Now, back to the sermon. What’s weighing on my heart the heaviest is the theme and reality of judgement in this passage. Pastor Justin made sure to highlight this in his sermon Sunday, and so accurately described the tension we feel being caught in the middle of saved and still sinful. We know there is evil in the world, and a lot of it causes suffering that cannot be explained, balanced, or made fair… when we witness or experience evil, something deep within us longs for justice. We want things to be made right, we want the one committing wrong to face consequences, we want to bring comfort to those who are afflicted.

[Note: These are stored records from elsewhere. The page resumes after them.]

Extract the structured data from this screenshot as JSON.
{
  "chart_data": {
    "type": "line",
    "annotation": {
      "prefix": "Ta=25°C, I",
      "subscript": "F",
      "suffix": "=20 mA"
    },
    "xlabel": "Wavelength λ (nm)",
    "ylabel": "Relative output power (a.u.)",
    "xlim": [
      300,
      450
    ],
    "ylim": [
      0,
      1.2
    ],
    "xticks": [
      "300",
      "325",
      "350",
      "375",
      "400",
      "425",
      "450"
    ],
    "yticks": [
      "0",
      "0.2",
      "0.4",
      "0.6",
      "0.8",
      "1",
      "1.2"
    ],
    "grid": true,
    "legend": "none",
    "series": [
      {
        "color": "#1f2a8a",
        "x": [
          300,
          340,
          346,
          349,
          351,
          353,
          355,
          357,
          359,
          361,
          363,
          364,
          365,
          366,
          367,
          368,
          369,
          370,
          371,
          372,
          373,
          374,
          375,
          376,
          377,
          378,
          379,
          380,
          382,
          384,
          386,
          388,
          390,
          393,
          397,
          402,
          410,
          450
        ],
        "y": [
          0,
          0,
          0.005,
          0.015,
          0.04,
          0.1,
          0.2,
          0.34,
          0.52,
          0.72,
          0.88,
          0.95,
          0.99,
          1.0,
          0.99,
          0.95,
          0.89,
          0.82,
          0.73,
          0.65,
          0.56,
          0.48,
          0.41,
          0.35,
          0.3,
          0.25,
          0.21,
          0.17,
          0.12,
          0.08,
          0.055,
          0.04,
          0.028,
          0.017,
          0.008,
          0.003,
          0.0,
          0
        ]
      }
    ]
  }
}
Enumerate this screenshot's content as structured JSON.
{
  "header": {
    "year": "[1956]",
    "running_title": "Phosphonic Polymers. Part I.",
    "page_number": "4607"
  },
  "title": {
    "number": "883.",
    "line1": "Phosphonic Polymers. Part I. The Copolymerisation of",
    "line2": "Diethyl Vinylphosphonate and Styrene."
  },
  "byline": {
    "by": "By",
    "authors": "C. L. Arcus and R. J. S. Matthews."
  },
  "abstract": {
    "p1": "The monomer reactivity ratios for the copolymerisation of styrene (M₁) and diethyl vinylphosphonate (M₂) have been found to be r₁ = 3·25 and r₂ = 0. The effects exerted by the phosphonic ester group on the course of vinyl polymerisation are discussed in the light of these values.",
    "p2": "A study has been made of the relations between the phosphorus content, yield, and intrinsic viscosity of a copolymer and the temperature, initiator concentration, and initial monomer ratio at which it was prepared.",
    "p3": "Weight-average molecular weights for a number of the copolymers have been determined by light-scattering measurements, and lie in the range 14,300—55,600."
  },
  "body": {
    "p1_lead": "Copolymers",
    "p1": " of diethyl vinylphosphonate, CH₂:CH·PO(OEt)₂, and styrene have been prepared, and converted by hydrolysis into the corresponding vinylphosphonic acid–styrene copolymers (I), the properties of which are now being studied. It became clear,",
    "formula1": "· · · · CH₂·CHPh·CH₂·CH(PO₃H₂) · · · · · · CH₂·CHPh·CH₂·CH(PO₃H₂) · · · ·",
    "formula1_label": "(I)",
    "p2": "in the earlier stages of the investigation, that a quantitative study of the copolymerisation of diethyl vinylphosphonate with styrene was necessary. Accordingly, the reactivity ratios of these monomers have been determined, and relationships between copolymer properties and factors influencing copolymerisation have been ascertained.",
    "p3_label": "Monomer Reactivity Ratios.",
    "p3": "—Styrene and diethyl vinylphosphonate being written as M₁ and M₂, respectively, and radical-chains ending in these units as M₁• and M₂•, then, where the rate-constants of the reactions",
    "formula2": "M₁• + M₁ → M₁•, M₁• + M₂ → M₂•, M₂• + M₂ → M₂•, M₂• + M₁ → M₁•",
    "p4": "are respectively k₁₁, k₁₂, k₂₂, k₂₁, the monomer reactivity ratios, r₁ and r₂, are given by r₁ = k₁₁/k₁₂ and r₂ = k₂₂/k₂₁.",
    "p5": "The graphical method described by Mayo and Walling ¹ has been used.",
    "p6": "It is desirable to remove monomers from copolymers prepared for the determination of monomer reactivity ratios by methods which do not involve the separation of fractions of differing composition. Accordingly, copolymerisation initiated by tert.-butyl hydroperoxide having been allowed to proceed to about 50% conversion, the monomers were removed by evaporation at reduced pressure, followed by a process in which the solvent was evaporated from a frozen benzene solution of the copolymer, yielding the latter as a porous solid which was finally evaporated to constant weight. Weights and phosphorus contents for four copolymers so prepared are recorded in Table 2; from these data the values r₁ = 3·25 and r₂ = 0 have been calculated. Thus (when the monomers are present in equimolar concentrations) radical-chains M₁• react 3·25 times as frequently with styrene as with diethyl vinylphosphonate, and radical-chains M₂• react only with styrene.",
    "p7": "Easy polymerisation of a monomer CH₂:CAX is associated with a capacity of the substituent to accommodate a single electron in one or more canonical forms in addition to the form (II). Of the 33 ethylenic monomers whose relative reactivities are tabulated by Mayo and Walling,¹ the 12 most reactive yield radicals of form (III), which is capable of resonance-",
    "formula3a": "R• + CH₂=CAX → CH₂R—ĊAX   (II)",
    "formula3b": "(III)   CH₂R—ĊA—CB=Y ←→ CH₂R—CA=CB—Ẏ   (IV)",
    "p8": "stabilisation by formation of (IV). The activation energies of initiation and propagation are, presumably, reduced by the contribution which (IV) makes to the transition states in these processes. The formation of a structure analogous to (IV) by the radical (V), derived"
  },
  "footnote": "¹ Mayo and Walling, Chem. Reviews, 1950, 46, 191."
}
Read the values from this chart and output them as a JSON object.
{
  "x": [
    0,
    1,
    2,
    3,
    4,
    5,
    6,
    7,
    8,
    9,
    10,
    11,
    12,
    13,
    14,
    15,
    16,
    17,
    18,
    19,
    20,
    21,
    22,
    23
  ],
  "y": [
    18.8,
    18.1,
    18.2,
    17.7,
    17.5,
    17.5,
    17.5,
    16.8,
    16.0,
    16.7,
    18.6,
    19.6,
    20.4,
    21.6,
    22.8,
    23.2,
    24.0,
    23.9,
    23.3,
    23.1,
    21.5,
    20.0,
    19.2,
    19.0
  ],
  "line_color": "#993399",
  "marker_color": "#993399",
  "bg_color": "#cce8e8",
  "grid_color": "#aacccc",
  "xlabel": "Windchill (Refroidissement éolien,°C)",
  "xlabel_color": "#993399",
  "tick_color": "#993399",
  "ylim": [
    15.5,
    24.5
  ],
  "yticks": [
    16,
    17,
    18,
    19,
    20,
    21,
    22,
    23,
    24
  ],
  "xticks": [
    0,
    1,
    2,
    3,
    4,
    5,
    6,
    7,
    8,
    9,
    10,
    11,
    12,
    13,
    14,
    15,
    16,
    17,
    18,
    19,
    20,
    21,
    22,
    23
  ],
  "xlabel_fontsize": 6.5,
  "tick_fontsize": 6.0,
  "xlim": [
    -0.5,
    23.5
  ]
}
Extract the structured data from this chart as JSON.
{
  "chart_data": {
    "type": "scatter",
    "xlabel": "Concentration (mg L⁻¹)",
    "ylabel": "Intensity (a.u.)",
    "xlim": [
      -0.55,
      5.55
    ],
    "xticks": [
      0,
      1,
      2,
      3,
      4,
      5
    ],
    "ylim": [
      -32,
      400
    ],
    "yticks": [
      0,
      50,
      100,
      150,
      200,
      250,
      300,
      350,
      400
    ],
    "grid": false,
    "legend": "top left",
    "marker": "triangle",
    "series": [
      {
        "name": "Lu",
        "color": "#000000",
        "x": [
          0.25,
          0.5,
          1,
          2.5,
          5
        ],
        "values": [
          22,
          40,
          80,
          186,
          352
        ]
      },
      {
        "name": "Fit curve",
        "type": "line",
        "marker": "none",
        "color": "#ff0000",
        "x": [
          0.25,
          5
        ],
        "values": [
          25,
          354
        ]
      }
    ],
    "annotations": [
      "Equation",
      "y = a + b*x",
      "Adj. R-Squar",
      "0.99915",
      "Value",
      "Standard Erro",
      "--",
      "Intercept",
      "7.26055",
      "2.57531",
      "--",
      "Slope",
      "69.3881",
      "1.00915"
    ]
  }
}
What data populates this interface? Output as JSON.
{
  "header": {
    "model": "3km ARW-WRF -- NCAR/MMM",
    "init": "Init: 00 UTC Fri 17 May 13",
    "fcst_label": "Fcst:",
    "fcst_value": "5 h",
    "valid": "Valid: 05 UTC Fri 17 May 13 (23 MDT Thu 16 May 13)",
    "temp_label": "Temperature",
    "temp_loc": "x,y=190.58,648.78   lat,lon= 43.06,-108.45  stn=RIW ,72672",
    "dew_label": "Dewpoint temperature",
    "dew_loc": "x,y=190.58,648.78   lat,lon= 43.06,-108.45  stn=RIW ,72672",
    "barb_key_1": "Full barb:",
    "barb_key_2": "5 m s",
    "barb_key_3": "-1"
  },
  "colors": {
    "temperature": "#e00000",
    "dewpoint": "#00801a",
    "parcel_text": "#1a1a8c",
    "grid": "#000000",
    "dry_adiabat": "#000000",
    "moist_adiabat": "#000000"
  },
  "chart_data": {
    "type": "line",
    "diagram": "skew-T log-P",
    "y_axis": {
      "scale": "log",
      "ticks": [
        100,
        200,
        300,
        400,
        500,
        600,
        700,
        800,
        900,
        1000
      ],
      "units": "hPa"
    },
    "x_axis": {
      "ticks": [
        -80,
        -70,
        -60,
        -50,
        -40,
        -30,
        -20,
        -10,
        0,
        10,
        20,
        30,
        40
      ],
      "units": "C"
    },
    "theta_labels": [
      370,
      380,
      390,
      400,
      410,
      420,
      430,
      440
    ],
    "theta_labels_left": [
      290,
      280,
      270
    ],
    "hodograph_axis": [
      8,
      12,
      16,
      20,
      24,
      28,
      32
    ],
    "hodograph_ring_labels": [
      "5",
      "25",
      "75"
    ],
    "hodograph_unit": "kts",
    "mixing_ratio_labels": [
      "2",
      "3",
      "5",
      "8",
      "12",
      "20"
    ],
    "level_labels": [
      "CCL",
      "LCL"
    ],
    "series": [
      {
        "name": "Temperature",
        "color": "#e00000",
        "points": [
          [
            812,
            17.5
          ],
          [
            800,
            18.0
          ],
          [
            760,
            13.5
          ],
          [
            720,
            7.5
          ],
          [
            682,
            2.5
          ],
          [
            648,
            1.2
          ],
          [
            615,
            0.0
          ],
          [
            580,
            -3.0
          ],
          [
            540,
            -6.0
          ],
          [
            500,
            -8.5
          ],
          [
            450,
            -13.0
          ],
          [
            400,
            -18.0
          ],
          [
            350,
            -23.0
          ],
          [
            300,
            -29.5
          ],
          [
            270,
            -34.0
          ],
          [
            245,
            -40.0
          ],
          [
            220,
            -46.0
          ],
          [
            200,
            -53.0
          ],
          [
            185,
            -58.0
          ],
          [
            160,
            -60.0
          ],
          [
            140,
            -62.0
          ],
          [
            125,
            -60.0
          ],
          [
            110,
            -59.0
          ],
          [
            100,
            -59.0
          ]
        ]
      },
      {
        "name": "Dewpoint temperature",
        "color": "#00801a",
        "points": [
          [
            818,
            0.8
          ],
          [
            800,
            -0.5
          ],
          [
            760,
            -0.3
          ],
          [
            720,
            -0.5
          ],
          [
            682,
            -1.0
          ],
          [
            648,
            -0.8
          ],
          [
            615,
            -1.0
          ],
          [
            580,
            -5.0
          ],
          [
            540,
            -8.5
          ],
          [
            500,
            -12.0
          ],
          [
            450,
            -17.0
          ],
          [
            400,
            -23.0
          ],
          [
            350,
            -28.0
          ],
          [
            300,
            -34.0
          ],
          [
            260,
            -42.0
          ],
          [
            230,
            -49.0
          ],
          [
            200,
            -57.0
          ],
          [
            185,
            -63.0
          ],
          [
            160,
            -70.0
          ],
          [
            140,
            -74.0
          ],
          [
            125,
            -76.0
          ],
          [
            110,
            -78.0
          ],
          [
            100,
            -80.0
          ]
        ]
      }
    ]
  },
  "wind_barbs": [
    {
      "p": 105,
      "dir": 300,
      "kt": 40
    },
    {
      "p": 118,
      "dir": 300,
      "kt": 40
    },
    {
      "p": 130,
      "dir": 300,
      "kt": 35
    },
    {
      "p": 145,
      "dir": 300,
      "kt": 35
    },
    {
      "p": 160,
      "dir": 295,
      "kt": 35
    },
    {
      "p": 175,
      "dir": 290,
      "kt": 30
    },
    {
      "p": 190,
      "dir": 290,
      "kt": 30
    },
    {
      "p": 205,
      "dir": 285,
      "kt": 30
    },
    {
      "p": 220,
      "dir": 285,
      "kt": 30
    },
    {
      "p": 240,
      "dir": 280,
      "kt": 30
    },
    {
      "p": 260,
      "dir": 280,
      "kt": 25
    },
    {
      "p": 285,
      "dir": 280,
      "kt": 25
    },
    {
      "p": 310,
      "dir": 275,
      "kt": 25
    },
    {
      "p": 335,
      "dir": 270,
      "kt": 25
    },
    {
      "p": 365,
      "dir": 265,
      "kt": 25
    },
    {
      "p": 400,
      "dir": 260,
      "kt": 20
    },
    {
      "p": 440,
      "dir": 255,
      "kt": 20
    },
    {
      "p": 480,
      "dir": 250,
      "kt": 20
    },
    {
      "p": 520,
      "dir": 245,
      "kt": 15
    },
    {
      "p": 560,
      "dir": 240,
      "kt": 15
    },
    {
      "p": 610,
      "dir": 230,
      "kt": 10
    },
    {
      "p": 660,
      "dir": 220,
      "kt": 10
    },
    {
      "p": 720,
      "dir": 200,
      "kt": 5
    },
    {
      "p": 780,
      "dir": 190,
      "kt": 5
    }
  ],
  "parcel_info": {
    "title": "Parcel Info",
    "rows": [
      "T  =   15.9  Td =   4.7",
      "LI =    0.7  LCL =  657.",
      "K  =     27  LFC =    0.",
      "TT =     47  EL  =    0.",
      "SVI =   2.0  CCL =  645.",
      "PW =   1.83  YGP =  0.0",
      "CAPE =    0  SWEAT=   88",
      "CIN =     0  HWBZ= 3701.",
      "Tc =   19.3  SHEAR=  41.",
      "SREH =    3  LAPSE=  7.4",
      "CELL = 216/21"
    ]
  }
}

Then whack, you get hit with this wave of fear. The unsettling recognition that you yourself are not only a victim, but a perpetrator of wrong, deserving of the same judgement and consequences. My heart ached as Pastor Justin talked about the book of private and public deeds, all my wrongs, every word, every attitude, every action that has not honored God throughout my life...and I’m only 26. Like...Lord, have mercy, there is a good chance I have a few more years of wrongs left to record which was almost too much for me to bear. I had flashbacks of some of the worst things I’ve said to people I love in the midst of a fight, the many times I have given into anxiety and fear rather than trusting God’s hand, areas where I have pushed boundaries and pursued my own selfish desires at the expense of others. I got so lost thinking about the first book, the list of every wrong I deserve to be judged for… I had this urge not only to hide in embarrassment, but also to work harder and do better and try to minimize all my sinful deeds from here on out! There is some right motivation in that conviction... a healthy dose of fear, a necessary reminder that my moment to moment behaviors and thoughts are not insignificant in the grand story God has invited me into...but, like Justin reminded us, we can’t measure up to God’s standards, and really we can’t even measure up to our own moral standards. We all fall short, and we’re all found in need of another book to have any shot at holiness.

It just takes one look inward, folks. One moment of reflecting on the ways we have not honored God to know that we are at enmity with God. That is why we set aside time for this every Sunday in worship, we must practice recognizing and confessing the darkness within us to be able to recognize our need for a savior. Charlie brought so much encouragement to me on Sunday introducing the Confession of Sin. There is joy in confessing, friends, because in Christ, confession is followed by an assurance of pardon. Underserved mercy, a promise beyond what we could ever hope or imagine.

If taking a look inward has not driven us to our knees in search of our Refuge, then we are either asleep or fools. Our culture loves to numb pain-- give me all the ice cream, netflix, relationships, alcohol, handbags, adventures and travel...I don’t want to feel a thing. We hide in hobbies, in careers, in families, in fleeting pleasures and constant distractions, never slowing down to face the sharp edges of the evil within our own hearts. This is our call, Christians: Judgement is coming, may we lean into feeling the weight of our sin, may we hate evil all the more, and may we turn and hide in Jesus, our Refuge and our Saving Grace.